Los muchos años de compañía evolutiva entre el perro y el ser humano ha suscitado la comprensión mutua de nuestros estados emocionales y, en el caso particular del hombre hacia el perro, la habilidad cognitiva y empática de reconocer con cierta precisión su estado anímico.
De todas las especies que habitan el mundo, probablemente el perro (Canis lupus familiaris) sea la única con que el ser humano ha alcanzado un nivel de convivencia casi perfecto, una alianza evolutiva que, en ciertas circunstancias, ha asegurado la supervivencia de uno y de otro. Con un proceso de domesticación que se calcula en más de 30 mil años, los perros y los seres humanos han tenido tiempo de sobra para acompañarse y comprenderse, creando un vínculo de notable comprensión mutua que, según algunos estudios, pueden llegar incluso a la telepatía.
En cualquier caso, resulta innegable que entre el lenguaje de los perros y el del hombre existe una zona común, casi empática, que permite, por ejemplo, comportamientos como la obediencia pero también la preocupación recíproca, una especie de sentido de la “otredad” que en el perro se desarrolló como instinto de preservación elemental.
Sin embargo, en sentido inverso, en el ser humano que lee emociones en el rostro de los perros, se trata también de una habilidad cognitiva bastante admirable pero también, en algunos casos, discutida.
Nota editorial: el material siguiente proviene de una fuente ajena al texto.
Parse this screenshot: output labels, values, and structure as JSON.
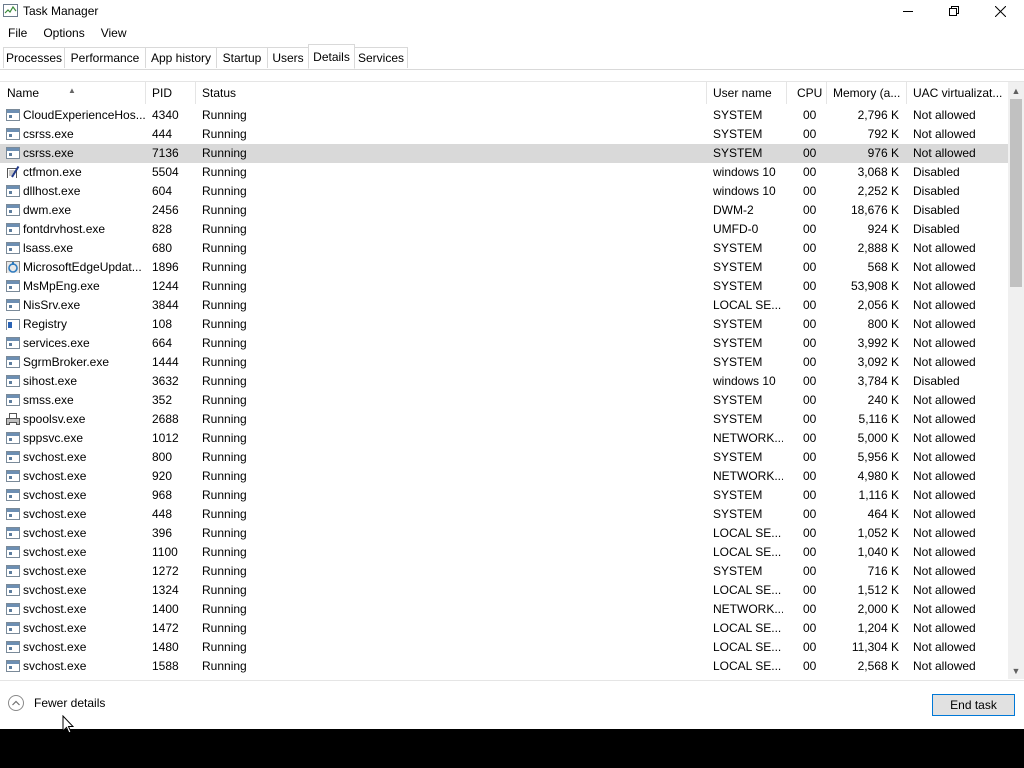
{
  "window": {
    "title": "Task Manager"
  },
  "menu": [
    "File",
    "Options",
    "View"
  ],
  "tabs": [
    "Processes",
    "Performance",
    "App history",
    "Startup",
    "Users",
    "Details",
    "Services"
  ],
  "active_tab": "Details",
  "columns": {
    "name": "Name",
    "pid": "PID",
    "status": "Status",
    "user": "User name",
    "cpu": "CPU",
    "memory": "Memory (a...",
    "uac": "UAC virtualizat..."
  },
  "selected_row_index": 2,
  "rows": [
    {
      "name": "CloudExperienceHos...",
      "pid": "4340",
      "status": "Running",
      "user": "SYSTEM",
      "cpu": "00",
      "memory": "2,796 K",
      "uac": "Not allowed",
      "icon": "process-icon"
    },
    {
      "name": "csrss.exe",
      "pid": "444",
      "status": "Running",
      "user": "SYSTEM",
      "cpu": "00",
      "memory": "792 K",
      "uac": "Not allowed",
      "icon": "process-icon"
    },
    {
      "name": "csrss.exe",
      "pid": "7136",
      "status": "Running",
      "user": "SYSTEM",
      "cpu": "00",
      "memory": "976 K",
      "uac": "Not allowed",
      "icon": "process-icon"
    },
    {
      "name": "ctfmon.exe",
      "pid": "5504",
      "status": "Running",
      "user": "windows 10",
      "cpu": "00",
      "memory": "3,068 K",
      "uac": "Disabled",
      "icon": "notepad-pen-icon"
    },
    {
      "name": "dllhost.exe",
      "pid": "604",
      "status": "Running",
      "user": "windows 10",
      "cpu": "00",
      "memory": "2,252 K",
      "uac": "Disabled",
      "icon": "process-icon"
    },
    {
      "name": "dwm.exe",
      "pid": "2456",
      "status": "Running",
      "user": "DWM-2",
      "cpu": "00",
      "memory": "18,676 K",
      "uac": "Disabled",
      "icon": "process-icon"
    },
    {
      "name": "fontdrvhost.exe",
      "pid": "828",
      "status": "Running",
      "user": "UMFD-0",
      "cpu": "00",
      "memory": "924 K",
      "uac": "Disabled",
      "icon": "process-icon"
    },
    {
      "name": "lsass.exe",
      "pid": "680",
      "status": "Running",
      "user": "SYSTEM",
      "cpu": "00",
      "memory": "2,888 K",
      "uac": "Not allowed",
      "icon": "process-icon"
    },
    {
      "name": "MicrosoftEdgeUpdat...",
      "pid": "1896",
      "status": "Running",
      "user": "SYSTEM",
      "cpu": "00",
      "memory": "568 K",
      "uac": "Not allowed",
      "icon": "edge-update-icon"
    },
    {
      "name": "MsMpEng.exe",
      "pid": "1244",
      "status": "Running",
      "user": "SYSTEM",
      "cpu": "00",
      "memory": "53,908 K",
      "uac": "Not allowed",
      "icon": "process-icon"
    },
    {
      "name": "NisSrv.exe",
      "pid": "3844",
      "status": "Running",
      "user": "LOCAL SE...",
      "cpu": "00",
      "memory": "2,056 K",
      "uac": "Not allowed",
      "icon": "process-icon"
    },
    {
      "name": "Registry",
      "pid": "108",
      "status": "Running",
      "user": "SYSTEM",
      "cpu": "00",
      "memory": "800 K",
      "uac": "Not allowed",
      "icon": "registry-icon"
    },
    {
      "name": "services.exe",
      "pid": "664",
      "status": "Running",
      "user": "SYSTEM",
      "cpu": "00",
      "memory": "3,992 K",
      "uac": "Not allowed",
      "icon": "process-icon"
    },
    {
      "name": "SgrmBroker.exe",
      "pid": "1444",
      "status": "Running",
      "user": "SYSTEM",
      "cpu": "00",
      "memory": "3,092 K",
      "uac": "Not allowed",
      "icon": "process-icon"
    },
    {
      "name": "sihost.exe",
      "pid": "3632",
      "status": "Running",
      "user": "windows 10",
      "cpu": "00",
      "memory": "3,784 K",
      "uac": "Disabled",
      "icon": "process-icon"
    },
    {
      "name": "smss.exe",
      "pid": "352",
      "status": "Running",
      "user": "SYSTEM",
      "cpu": "00",
      "memory": "240 K",
      "uac": "Not allowed",
      "icon": "process-icon"
    },
    {
      "name": "spoolsv.exe",
      "pid": "2688",
      "status": "Running",
      "user": "SYSTEM",
      "cpu": "00",
      "memory": "5,116 K",
      "uac": "Not allowed",
      "icon": "printer-icon"
    },
    {
      "name": "sppsvc.exe",
      "pid": "1012",
      "status": "Running",
      "user": "NETWORK...",
      "cpu": "00",
      "memory": "5,000 K",
      "uac": "Not allowed",
      "icon": "process-icon"
    },
    {
      "name": "svchost.exe",
      "pid": "800",
      "status": "Running",
      "user": "SYSTEM",
      "cpu": "00",
      "memory": "5,956 K",
      "uac": "Not allowed",
      "icon": "process-icon"
    },
    {
      "name": "svchost.exe",
      "pid": "920",
      "status": "Running",
      "user": "NETWORK...",
      "cpu": "00",
      "memory": "4,980 K",
      "uac": "Not allowed",
      "icon": "process-icon"
    },
    {
      "name": "svchost.exe",
      "pid": "968",
      "status": "Running",
      "user": "SYSTEM",
      "cpu": "00",
      "memory": "1,116 K",
      "uac": "Not allowed",
      "icon": "process-icon"
    },
    {
      "name": "svchost.exe",
      "pid": "448",
      "status": "Running",
      "user": "SYSTEM",
      "cpu": "00",
      "memory": "464 K",
      "uac": "Not allowed",
      "icon": "process-icon"
    },
    {
      "name": "svchost.exe",
      "pid": "396",
      "status": "Running",
      "user": "LOCAL SE...",
      "cpu": "00",
      "memory": "1,052 K",
      "uac": "Not allowed",
      "icon": "process-icon"
    },
    {
      "name": "svchost.exe",
      "pid": "1100",
      "status": "Running",
      "user": "LOCAL SE...",
      "cpu": "00",
      "memory": "1,040 K",
      "uac": "Not allowed",
      "icon": "process-icon"
    },
    {
      "name": "svchost.exe",
      "pid": "1272",
      "status": "Running",
      "user": "SYSTEM",
      "cpu": "00",
      "memory": "716 K",
      "uac": "Not allowed",
      "icon": "process-icon"
    },
    {
      "name": "svchost.exe",
      "pid": "1324",
      "status": "Running",
      "user": "LOCAL SE...",
      "cpu": "00",
      "memory": "1,512 K",
      "uac": "Not allowed",
      "icon": "process-icon"
    },
    {
      "name": "svchost.exe",
      "pid": "1400",
      "status": "Running",
      "user": "NETWORK...",
      "cpu": "00",
      "memory": "2,000 K",
      "uac": "Not allowed",
      "icon": "process-icon"
    },
    {
      "name": "svchost.exe",
      "pid": "1472",
      "status": "Running",
      "user": "LOCAL SE...",
      "cpu": "00",
      "memory": "1,204 K",
      "uac": "Not allowed",
      "icon": "process-icon"
    },
    {
      "name": "svchost.exe",
      "pid": "1480",
      "status": "Running",
      "user": "LOCAL SE...",
      "cpu": "00",
      "memory": "11,304 K",
      "uac": "Not allowed",
      "icon": "process-icon"
    },
    {
      "name": "svchost.exe",
      "pid": "1588",
      "status": "Running",
      "user": "LOCAL SE...",
      "cpu": "00",
      "memory": "2,568 K",
      "uac": "Not allowed",
      "icon": "process-icon"
    }
  ],
  "footer": {
    "fewer_details": "Fewer details",
    "end_task": "End task"
  },
  "colors": {
    "selected_row": "#d9d9d9",
    "end_task_border": "#0078d7",
    "scroll_thumb": "#c1c1c1"
  }
}
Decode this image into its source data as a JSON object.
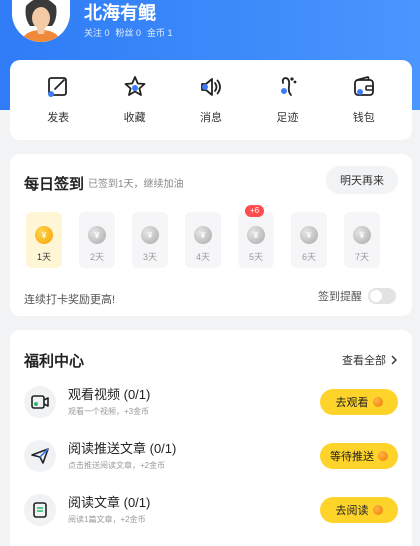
{
  "profile": {
    "username": "北海有鲲",
    "following": "关注 0",
    "fans": "粉丝 0",
    "coins": "金币 1"
  },
  "quick_actions": [
    {
      "label": "发表",
      "icon": "edit-icon"
    },
    {
      "label": "收藏",
      "icon": "star-icon"
    },
    {
      "label": "消息",
      "icon": "speaker-icon"
    },
    {
      "label": "足迹",
      "icon": "footprint-icon"
    },
    {
      "label": "钱包",
      "icon": "wallet-icon"
    }
  ],
  "checkin": {
    "title": "每日签到",
    "subtitle": "已签到1天，继续加油",
    "tomorrow_button": "明天再来",
    "days": [
      {
        "label": "1天",
        "active": true,
        "bonus": ""
      },
      {
        "label": "2天",
        "active": false,
        "bonus": ""
      },
      {
        "label": "3天",
        "active": false,
        "bonus": ""
      },
      {
        "label": "4天",
        "active": false,
        "bonus": ""
      },
      {
        "label": "5天",
        "active": false,
        "bonus": "+6"
      },
      {
        "label": "6天",
        "active": false,
        "bonus": ""
      },
      {
        "label": "7天",
        "active": false,
        "bonus": ""
      }
    ],
    "streak_text": "连续打卡奖励更高!",
    "remind_label": "签到提醒",
    "remind_on": false
  },
  "welfare": {
    "title": "福利中心",
    "view_all": "查看全部",
    "tasks": [
      {
        "title": "观看视频 (0/1)",
        "desc": "观看一个视频，+3金币",
        "button": "去观看",
        "icon": "video-icon"
      },
      {
        "title": "阅读推送文章 (0/1)",
        "desc": "点击推送阅读文章，+2金币",
        "button": "等待推送",
        "icon": "send-icon"
      },
      {
        "title": "阅读文章 (0/1)",
        "desc": "阅读1篇文章，+2金币",
        "button": "去阅读",
        "icon": "article-icon"
      }
    ]
  },
  "colors": {
    "header_blue": "#2f7cf6",
    "button_yellow": "#ffd42a",
    "bonus_red": "#ff4d4f"
  }
}
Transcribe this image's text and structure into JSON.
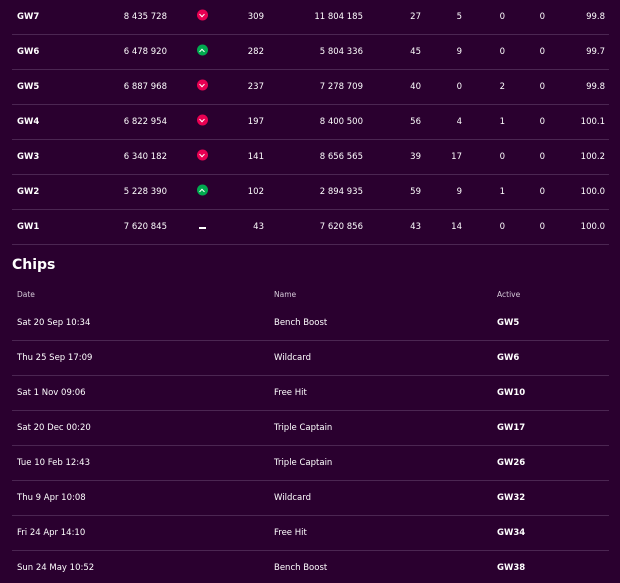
{
  "gameweeks": [
    {
      "gw": "GW7",
      "points": "8 435 728",
      "movement": "down",
      "movement_icon": "chevron-down-icon",
      "rank": "309",
      "total": "11 804 185",
      "transfers": "27",
      "transfer_cost": "5",
      "hits": "0",
      "bench": "0",
      "value": "99.8"
    },
    {
      "gw": "GW6",
      "points": "6 478 920",
      "movement": "up",
      "movement_icon": "chevron-up-icon",
      "rank": "282",
      "total": "5 804 336",
      "transfers": "45",
      "transfer_cost": "9",
      "hits": "0",
      "bench": "0",
      "value": "99.7"
    },
    {
      "gw": "GW5",
      "points": "6 887 968",
      "movement": "down",
      "movement_icon": "chevron-down-icon",
      "rank": "237",
      "total": "7 278 709",
      "transfers": "40",
      "transfer_cost": "0",
      "hits": "2",
      "bench": "0",
      "value": "99.8"
    },
    {
      "gw": "GW4",
      "points": "6 822 954",
      "movement": "down",
      "movement_icon": "chevron-down-icon",
      "rank": "197",
      "total": "8 400 500",
      "transfers": "56",
      "transfer_cost": "4",
      "hits": "1",
      "bench": "0",
      "value": "100.1"
    },
    {
      "gw": "GW3",
      "points": "6 340 182",
      "movement": "down",
      "movement_icon": "chevron-down-icon",
      "rank": "141",
      "total": "8 656 565",
      "transfers": "39",
      "transfer_cost": "17",
      "hits": "0",
      "bench": "0",
      "value": "100.2"
    },
    {
      "gw": "GW2",
      "points": "5 228 390",
      "movement": "up",
      "movement_icon": "chevron-up-icon",
      "rank": "102",
      "total": "2 894 935",
      "transfers": "59",
      "transfer_cost": "9",
      "hits": "1",
      "bench": "0",
      "value": "100.0"
    },
    {
      "gw": "GW1",
      "points": "7 620 845",
      "movement": "none",
      "movement_icon": "dash-icon",
      "rank": "43",
      "total": "7 620 856",
      "transfers": "43",
      "transfer_cost": "14",
      "hits": "0",
      "bench": "0",
      "value": "100.0"
    }
  ],
  "chips": {
    "title": "Chips",
    "headers": {
      "date": "Date",
      "name": "Name",
      "active": "Active"
    },
    "rows": [
      {
        "date": "Sat 20 Sep 10:34",
        "name": "Bench Boost",
        "active": "GW5"
      },
      {
        "date": "Thu 25 Sep 17:09",
        "name": "Wildcard",
        "active": "GW6"
      },
      {
        "date": "Sat 1 Nov 09:06",
        "name": "Free Hit",
        "active": "GW10"
      },
      {
        "date": "Sat 20 Dec 00:20",
        "name": "Triple Captain",
        "active": "GW17"
      },
      {
        "date": "Tue 10 Feb 12:43",
        "name": "Triple Captain",
        "active": "GW26"
      },
      {
        "date": "Thu 9 Apr 10:08",
        "name": "Wildcard",
        "active": "GW32"
      },
      {
        "date": "Fri 24 Apr 14:10",
        "name": "Free Hit",
        "active": "GW34"
      },
      {
        "date": "Sun 24 May 10:52",
        "name": "Bench Boost",
        "active": "GW38"
      }
    ]
  },
  "colors": {
    "background": "#2a002f",
    "divider": "#4b2652",
    "down": "#e90052",
    "up": "#01a94f"
  }
}
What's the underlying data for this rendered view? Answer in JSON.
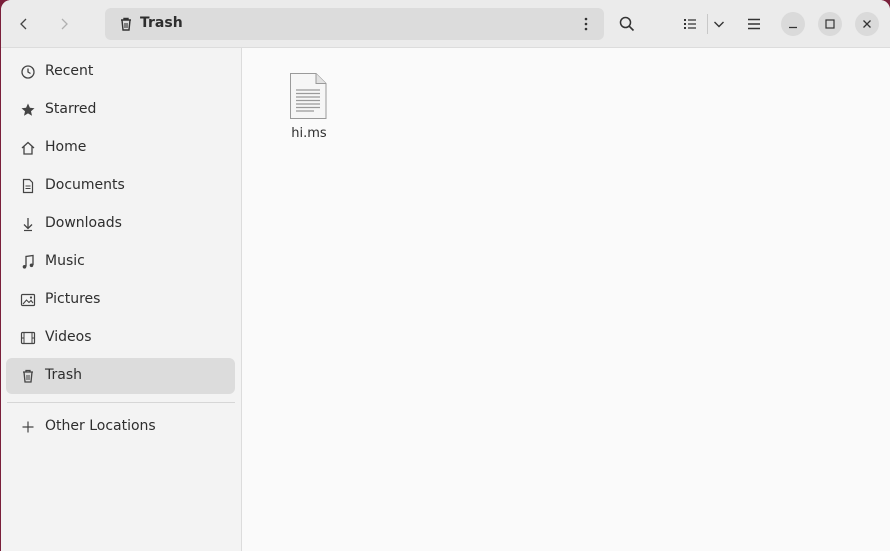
{
  "location": {
    "title": "Trash"
  },
  "sidebar": {
    "items": [
      {
        "label": "Recent",
        "icon": "clock-icon"
      },
      {
        "label": "Starred",
        "icon": "star-icon"
      },
      {
        "label": "Home",
        "icon": "home-icon"
      },
      {
        "label": "Documents",
        "icon": "document-icon"
      },
      {
        "label": "Downloads",
        "icon": "download-icon"
      },
      {
        "label": "Music",
        "icon": "music-icon"
      },
      {
        "label": "Pictures",
        "icon": "picture-icon"
      },
      {
        "label": "Videos",
        "icon": "video-icon"
      },
      {
        "label": "Trash",
        "icon": "trash-icon",
        "active": true
      }
    ],
    "other_locations": "Other Locations"
  },
  "files": [
    {
      "name": "hi.ms",
      "icon": "text-file-icon"
    }
  ],
  "colors": {
    "accent_bg": "#dcdcdc",
    "desktop": "#7a1f3a"
  }
}
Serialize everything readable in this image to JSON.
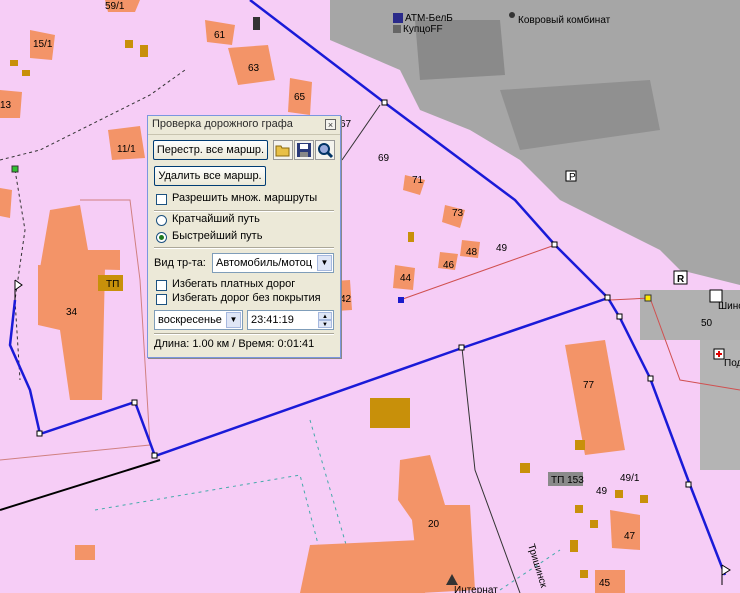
{
  "map": {
    "house_numbers": [
      "59/1",
      "15/1",
      "61",
      "63",
      "65",
      "67",
      "13",
      "11/1",
      "69",
      "71",
      "73",
      "48",
      "49",
      "46",
      "44",
      "42",
      "34",
      "77",
      "50",
      "49/1",
      "49",
      "47",
      "45",
      "20"
    ],
    "poi": {
      "atm": "АТМ-БелБ",
      "shop": "КупцоFF",
      "kovrovy": "Ковровый комбинат",
      "tp": "ТП",
      "tp153": "ТП 153",
      "internet": "Интернат",
      "shino": "Шино",
      "poda": "Пода",
      "street": "Тришинск",
      "r_sign": "R",
      "p_sign": "P"
    }
  },
  "dialog": {
    "title": "Проверка дорожного графа",
    "rebuild_all_label": "Перестр. все маршр.",
    "delete_all_label": "Удалить все маршр.",
    "allow_multiple_label": "Разрешить множ. маршруты",
    "shortest_label": "Кратчайший путь",
    "fastest_label": "Быстрейший путь",
    "vehicle_label": "Вид тр-та:",
    "vehicle_value": "Автомобиль/мотоц",
    "avoid_toll_label": "Избегать платных дорог",
    "avoid_unpaved_label": "Избегать дорог без покрытия",
    "day_value": "воскресенье",
    "time_value": "23:41:19",
    "status": "Длина: 1.00 км / Время: 0:01:41"
  }
}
En efecto: cuando alguien asegura que entiende a su perro, por lo regular solo posee evidencia empírica para probar el hecho, esa información que se recoge en el trato cotidiano y que, en el caso de esta relación, se expresa en miradas y gestos que no siempre pueden describirse en palabras corrientes.
Ahora, sin embargo, un estudio de la Universidad Walden de Florida, ha mostrado que el ser humano sí es capaz de reconocer emociones en el rostro de los perros, identificándolas con un alto grado de precisión, lo cual muestra que nuestra habilidad empática también se aplica en otras especies.
En la investigación, Tina Bloom y Harris Friedman tomaron fotografías a un pastor belga de cinco años de edad y de nombre Mal, el cual recibió entrenamiento como perro de vigilancia. Las imágenes correspondían a distintas reacciones por parte del animal, el cual fue sometido a sendos estímulos para suscitar distintas expresiones faciales. Así, por ejemplo, los científicos lo elogiaron para provocar una reacción de felicidad y lo reprimieron para hacerlo sentir triste (o al menos eso que en la realidad humana definimos como felicidad y como tristeza), además de otras respuestas emotivas como el enojo y el miedo.
Acto seguido, Bloom y su colega mostraron las fotografías a una serie de voluntarios, pidiéndoles que señalaran la emoción que detectaban en el rostro de Mal. Según los resultados, la felicidad fue el estado identificado más fácilmente, con un 88% de aciertos; siguieron el miedo y la tristeza, con 45% y 37%, respectivamente, y al final el desagrado, con 13%.
Curiosamente, el estudio también mostró que las personas que no poseen perros fueron más acertadas al momento de identificar las emociones, lo cual, según se deduce en el sitio PopSci, podría ser expresión del autoengaño en que a veces incurren los propietarios de perros que prefieren ignorar o disimular el enojo o el disgusto de sus mascotas, aunque también puede ser que la habilidad de reconocer emociones sea algo innato y no aprendido.
Sea como fuere, este experimento demuestra con notable claridad cómo perros y seres humanos se encuentran más unidos de lo que muchas otras especies del planeta.
Esto a pesar de lo dicho por el filósofo austríaco Ludwig Wittgenstein:
Si un león pudiera hablar, no podríamos comprenderlo […]. Imaginar un lenguaje es imaginar una forma de vida. Es lo que hacemos y lo que somos lo que da sentido a nuestras palabras.